Alone fans are accustomed to the typical ebb and flow of a season. In the opening episode, we meet the cast as they are dropped off in late summer or early fall, when temperatures are still warm and food is abundant. We start to get some of each person's backstory, then watch as they scramble to build a shelter and store food before the weather turns bad. Armchair quarterbacks like myself also try to determine whether any contestants stand out as particularly adept at survival, enough to become the possible winner.

It turns out that past contestants also watch the show for clues, and they have a keen eye for how producers edit each contestant. I spoke to three former Alone contestants about what they look for in the early episodes, and all three had a similar answer:

"We know that 99 percent of what we film doesn't make it into the show, so what we're seeing is an edited version, so I try not to make too harsh of conclusions about them," said Nicole Apelian, who was on seasons two and five. "I know that if someone is crying, well, maybe they only cried three times. But when you watch it, it may seem like they were crying all the time."

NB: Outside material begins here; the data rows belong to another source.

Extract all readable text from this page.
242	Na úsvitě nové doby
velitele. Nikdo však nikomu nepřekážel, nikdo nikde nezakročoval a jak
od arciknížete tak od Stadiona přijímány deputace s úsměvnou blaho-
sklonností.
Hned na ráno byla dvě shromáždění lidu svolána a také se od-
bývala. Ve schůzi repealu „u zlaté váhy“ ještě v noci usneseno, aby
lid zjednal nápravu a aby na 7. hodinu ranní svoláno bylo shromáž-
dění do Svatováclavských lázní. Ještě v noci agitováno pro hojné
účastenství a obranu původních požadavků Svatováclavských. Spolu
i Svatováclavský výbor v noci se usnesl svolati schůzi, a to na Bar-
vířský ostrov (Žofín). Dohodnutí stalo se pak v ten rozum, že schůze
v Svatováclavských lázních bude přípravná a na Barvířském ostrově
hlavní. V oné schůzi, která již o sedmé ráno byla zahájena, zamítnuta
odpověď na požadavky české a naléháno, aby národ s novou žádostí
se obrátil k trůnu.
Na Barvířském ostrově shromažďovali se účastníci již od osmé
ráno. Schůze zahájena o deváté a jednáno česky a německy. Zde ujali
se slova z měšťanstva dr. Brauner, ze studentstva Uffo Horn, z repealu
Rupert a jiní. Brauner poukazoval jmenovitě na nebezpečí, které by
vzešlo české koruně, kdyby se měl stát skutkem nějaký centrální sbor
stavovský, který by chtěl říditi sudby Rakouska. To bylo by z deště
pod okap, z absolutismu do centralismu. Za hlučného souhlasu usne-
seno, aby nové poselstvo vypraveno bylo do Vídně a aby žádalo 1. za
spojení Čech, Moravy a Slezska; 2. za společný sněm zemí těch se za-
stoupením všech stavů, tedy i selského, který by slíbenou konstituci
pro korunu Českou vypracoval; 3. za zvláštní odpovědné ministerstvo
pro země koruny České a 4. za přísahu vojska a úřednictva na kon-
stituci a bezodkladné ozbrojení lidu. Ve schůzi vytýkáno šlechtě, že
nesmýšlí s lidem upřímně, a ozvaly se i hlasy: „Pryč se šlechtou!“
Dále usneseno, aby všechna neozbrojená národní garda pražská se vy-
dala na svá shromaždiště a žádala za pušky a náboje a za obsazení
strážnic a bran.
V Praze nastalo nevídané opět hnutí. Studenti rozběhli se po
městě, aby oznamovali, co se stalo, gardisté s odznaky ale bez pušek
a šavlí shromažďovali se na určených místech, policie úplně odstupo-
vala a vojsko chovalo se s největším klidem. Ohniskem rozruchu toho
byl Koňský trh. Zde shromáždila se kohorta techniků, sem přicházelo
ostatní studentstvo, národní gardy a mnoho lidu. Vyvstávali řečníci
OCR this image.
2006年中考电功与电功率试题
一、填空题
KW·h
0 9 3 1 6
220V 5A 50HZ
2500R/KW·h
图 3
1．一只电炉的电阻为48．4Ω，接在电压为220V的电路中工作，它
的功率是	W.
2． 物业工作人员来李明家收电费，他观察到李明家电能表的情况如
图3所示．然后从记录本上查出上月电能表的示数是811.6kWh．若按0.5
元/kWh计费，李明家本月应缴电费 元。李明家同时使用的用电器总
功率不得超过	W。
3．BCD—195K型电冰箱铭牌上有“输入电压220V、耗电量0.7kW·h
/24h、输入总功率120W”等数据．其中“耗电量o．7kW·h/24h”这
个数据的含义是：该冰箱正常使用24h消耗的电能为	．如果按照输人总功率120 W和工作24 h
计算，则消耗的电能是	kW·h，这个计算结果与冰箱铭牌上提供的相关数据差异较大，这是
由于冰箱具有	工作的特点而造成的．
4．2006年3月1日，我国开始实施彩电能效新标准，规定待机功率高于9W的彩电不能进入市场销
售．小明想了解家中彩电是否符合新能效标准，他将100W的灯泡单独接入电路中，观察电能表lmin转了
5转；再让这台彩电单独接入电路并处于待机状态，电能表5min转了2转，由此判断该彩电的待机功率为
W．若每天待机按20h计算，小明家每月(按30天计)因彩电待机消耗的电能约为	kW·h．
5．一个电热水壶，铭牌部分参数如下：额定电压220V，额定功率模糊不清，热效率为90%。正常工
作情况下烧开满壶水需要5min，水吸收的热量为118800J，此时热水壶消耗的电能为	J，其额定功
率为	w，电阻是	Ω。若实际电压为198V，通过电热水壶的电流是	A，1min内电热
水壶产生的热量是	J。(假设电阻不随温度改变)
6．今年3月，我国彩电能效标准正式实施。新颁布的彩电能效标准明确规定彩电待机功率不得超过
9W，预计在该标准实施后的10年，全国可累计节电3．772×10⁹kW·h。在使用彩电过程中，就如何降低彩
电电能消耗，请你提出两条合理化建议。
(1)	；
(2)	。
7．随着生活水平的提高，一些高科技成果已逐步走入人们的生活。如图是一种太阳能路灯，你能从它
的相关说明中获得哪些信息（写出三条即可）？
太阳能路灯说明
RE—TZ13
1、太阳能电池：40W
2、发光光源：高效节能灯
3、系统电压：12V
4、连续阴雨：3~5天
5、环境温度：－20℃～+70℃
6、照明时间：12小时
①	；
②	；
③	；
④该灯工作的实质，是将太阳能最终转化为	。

Alone, like other reality shows, is a constructed story told by the show's producers and editors. Apelian noted, however, that everything you see on TV during a season truly did happen. "They do a good job of presenting who people actually are, and they do get at the root of your personality," she added.

Apelian and others said that, much like my wife and I, they scan early episodes for hints of strong or weak contestants. They analyze each person's gear choice and scrutinize how they handle the first few days in the bush. Woniya Thibaut, a season six contestant, said she focuses on specific details of a contestant's bushcraft, like whether a person cooks an animal in a pot or on a stick over the fire. (The latter method wastes valuable fat.)

"I try to assess their resources: How is the fishing? How close are they to fresh water?" she said. "Is their gear choice specifically related to the environment? These are things that add up over time."

Thibaut and Apelian agreed that picking the eventual Alone winner based on the first few episodes is hard, even for them. Instead, they just enjoy the get-to-know-you segments with each contestant and pick favorites of their own. Jordan Jonas, who won season six, said he is always drawn to contestants who pursue a strategy similar to his own, which was to prioritize hunting and food gathering over building a shelter.

"I'm usually pulling for the people who are not building shelters for a month but instead getting after it and hunting and fishing and really diving into that," he said. "Sure, I'm also trying to figure out who wins from the way they are edited. Because I know how they edited me."

Jonas didn't divulge any clues about how he was edited, nor did he share what to look for in the show's early episodes if you're trying to pick the eventual winner. Alas, you're just going to have to watch Alone and prognosticate like the rest of us. To be honest, I'm glad Jonas didn't spoil the season by telling me how to spot a winner. This is a type of sport, and not knowing the outcome is part of being a fan. Throughout this season, I want to plop down on the couch with my wife, tune in, and scream at the TV.